Recently two full-scale exercises were conducted to train for a chemical attack and a bomb detonation involving area hospitals and public safety agencies in the county. The county has also conducted training in hazardous materials, command and weapons of mass destruction. The Santa Clara County Office of Emergency Services (OES) hosted an exercise in 2006 to prepare for a catastrophic earthquake on the scale of the 1906 temblor that virtually destroyed San Francisco.
Yet the questions remain -- is Santa Clara County more prepared for a terrorist attack or major disaster? And is a terrorist attack on Santa Clara a realistic possibility?
For county officials, a county and city can never do enough to prepare for a disaster, and can never have enough equipment.
"We're never prepared enough, but we're more prepared than we were five years ago," Lee said. "After the large amounts of money started coming in after 9/11, we've had significant improvements in our response potential. Yet when you look at these different scenarios that could affect a large percentage of the area, it's always difficult to respond to."
For the Santa Clara County OES, the successful response to a large-scale disaster will depend on the efforts of emergency response professionals, as well as the efforts of every citizen, said Miguel Grey, emergency services program manager for the county's OES.

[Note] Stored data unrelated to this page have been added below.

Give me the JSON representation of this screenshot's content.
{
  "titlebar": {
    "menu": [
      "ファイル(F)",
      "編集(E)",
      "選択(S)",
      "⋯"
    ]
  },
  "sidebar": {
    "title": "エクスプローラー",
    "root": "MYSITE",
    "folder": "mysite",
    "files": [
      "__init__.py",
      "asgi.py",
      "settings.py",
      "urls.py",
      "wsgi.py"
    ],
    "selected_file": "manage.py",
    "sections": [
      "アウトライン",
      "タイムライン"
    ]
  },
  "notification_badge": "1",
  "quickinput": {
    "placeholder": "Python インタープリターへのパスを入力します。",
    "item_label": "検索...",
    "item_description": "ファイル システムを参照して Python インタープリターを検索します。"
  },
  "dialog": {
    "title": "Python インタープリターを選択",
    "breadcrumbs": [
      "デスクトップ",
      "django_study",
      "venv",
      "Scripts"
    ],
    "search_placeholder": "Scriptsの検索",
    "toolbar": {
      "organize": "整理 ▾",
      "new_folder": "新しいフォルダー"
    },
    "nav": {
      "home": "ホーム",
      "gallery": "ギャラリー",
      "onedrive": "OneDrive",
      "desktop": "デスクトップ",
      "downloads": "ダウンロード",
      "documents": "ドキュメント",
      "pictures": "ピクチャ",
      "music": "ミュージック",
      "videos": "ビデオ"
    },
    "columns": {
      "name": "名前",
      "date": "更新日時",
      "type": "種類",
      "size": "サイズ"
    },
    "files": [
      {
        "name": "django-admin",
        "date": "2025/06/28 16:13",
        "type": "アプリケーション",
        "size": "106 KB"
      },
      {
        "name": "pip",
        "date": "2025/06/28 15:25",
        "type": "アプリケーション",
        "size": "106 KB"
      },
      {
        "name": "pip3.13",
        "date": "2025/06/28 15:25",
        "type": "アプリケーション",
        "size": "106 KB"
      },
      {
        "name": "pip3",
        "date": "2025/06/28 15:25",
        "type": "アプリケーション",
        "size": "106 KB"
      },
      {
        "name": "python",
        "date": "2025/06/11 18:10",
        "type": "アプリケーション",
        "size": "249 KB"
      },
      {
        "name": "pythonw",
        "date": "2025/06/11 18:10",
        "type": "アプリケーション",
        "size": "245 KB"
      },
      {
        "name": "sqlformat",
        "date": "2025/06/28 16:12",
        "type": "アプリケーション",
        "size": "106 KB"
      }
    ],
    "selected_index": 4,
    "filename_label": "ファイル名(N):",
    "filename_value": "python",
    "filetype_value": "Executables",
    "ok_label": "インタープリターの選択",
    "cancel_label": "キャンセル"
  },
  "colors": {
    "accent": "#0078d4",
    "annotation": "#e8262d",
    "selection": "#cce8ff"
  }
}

To step up citizen effort, the OES is working to educate the public about disaster response. Area residents are being trained in debris retrieval and emergency first aid, but more public outreach is on the way.
"I think we're recognizing more and more that our disaster response must be built from the ground up, and it starts with individuals, families and communities," Grey said. "Something we can really improve on in our county is common public outreach strategy -- we need to put our efforts and resources together, and really reach out to those 2 million people in our population and really grind this message into them, to the point of where, if you live or work in Santa Clara County, you have no choice but to remember these basic things about disaster preparedness. That's really what's going to save a lot of lives -- when people know how to be more resilient and self-sufficient with neighbors helping neighbors."